Freed up from having to cover the content - the adaptive learning platform does that - the professor can focus on making connections.  Connections with the students.  Connections across other domains of knowledge.  Connections between the curriculum and the real-world applications of the knowledge.

In this high quality education scenario, the professor is more valuable than ever before. The robot - the adaptive learning platform - enables the professor to do the creative and relational work of teaching.

In the future, fancy (expensive) restaurants will follow the same robot + people plan. The robot will be in the kitchen, doing much of the work that was once done by people.  The people will be in the front of the restaurant, providing individual attention to the customers. And the people will be in the kitchen, developing new dishes.  (Research).

A cheap education will have only the robots.  Only the adaptive learning platforms.

It is easy to imagine an inexpensive education where the professors are done away with.  They can be replaced by lower-cost tutors.  Or facilitators.  Or maybe the professors will be kept, but the class size will grow so large that even with the robots (adaptive learning platforms) they will not be able to get to know the students as individuals.  No relationships.  No connections.

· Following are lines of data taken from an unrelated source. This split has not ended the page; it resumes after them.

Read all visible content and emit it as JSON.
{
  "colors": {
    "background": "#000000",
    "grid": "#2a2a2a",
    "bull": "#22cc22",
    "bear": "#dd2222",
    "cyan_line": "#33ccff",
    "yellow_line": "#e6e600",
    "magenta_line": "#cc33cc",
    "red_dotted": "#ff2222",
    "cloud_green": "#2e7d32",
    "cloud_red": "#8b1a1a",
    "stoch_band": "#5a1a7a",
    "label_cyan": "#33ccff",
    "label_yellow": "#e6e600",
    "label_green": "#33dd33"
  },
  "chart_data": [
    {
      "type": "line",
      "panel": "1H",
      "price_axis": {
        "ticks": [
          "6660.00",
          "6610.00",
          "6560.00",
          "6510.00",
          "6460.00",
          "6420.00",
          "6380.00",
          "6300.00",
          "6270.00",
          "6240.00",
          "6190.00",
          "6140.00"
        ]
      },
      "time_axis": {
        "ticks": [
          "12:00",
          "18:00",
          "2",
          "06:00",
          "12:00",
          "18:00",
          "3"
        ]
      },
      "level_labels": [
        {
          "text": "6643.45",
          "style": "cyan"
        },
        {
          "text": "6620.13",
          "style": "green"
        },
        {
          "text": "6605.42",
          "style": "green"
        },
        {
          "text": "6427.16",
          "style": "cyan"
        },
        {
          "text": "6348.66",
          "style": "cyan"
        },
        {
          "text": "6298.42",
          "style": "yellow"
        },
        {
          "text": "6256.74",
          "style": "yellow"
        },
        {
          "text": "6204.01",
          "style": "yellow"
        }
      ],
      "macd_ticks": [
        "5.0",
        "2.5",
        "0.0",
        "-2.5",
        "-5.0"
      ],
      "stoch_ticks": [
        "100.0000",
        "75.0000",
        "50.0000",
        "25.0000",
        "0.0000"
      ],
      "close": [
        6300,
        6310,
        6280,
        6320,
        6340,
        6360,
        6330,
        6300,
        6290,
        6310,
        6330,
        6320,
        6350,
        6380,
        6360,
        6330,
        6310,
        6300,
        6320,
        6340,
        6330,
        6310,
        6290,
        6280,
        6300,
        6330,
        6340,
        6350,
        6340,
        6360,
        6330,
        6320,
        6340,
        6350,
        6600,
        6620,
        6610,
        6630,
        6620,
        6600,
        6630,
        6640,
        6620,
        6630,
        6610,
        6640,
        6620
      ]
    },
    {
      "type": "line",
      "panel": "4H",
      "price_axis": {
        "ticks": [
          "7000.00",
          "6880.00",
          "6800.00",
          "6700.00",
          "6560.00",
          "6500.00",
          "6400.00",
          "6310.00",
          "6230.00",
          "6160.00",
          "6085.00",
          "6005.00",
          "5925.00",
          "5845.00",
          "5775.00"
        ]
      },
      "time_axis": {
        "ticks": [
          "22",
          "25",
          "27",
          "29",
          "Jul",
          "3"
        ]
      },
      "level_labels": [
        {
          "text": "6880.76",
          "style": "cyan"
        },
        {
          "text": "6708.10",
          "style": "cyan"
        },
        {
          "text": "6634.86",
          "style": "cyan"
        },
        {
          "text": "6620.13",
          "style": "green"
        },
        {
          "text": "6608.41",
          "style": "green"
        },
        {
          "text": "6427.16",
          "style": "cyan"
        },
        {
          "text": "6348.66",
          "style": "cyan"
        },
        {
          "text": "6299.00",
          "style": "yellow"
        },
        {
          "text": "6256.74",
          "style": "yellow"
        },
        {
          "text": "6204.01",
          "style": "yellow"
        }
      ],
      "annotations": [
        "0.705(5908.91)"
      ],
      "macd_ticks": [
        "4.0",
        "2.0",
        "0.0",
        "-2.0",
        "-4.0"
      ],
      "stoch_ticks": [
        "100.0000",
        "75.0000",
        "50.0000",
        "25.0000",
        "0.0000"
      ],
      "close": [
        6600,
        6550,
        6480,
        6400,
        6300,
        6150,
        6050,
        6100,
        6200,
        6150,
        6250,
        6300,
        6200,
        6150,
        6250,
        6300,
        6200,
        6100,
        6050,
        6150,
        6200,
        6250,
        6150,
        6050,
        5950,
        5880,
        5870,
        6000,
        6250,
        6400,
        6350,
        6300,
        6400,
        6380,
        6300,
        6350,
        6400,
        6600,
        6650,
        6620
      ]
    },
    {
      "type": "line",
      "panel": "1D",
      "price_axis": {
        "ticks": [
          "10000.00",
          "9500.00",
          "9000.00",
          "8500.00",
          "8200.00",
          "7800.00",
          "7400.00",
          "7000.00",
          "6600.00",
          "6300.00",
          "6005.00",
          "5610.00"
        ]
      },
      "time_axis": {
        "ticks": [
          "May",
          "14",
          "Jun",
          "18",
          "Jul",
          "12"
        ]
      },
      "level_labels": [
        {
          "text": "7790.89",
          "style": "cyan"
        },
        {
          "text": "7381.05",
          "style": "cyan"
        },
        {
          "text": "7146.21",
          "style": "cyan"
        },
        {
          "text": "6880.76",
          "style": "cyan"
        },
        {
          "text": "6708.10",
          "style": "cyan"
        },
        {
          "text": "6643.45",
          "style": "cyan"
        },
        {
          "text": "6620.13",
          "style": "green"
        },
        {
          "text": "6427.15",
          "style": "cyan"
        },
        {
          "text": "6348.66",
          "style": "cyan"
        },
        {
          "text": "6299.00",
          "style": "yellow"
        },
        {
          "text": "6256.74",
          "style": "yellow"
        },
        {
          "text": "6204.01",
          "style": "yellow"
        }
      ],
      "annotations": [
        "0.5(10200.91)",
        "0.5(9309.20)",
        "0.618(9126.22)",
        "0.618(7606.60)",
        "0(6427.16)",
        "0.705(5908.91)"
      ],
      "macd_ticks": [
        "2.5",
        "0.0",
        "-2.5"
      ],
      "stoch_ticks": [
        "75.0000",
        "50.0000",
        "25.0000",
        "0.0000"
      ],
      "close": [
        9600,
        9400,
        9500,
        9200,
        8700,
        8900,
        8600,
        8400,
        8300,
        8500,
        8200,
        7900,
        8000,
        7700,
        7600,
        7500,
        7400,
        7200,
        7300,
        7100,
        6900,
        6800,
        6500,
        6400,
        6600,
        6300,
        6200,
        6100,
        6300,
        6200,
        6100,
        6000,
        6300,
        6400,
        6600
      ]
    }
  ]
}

We will see an integration of open online learning (MOOCs) and adaptive learning platforms.  This will be personalized learning at scale.  It will be good relative to much of what we have across higher education today, but bat in comparison to tomorrow’s expensive (educator+technology) education.

Cheap restaurants will look much like cheap education. The robots will remain, the people will be gone. Many restaurants in the future will be operated by very few workers.  Self-service will be the norm.

The point is that the robots will be present in both the expensive and the cheap restaurants. They are coming to both. The difference will be the people.

The robots are coming to higher ed as well.  The best schools will invest in people (professors) + robots.  Everyone else will just have the robots.

What sort of school do you want yours to be?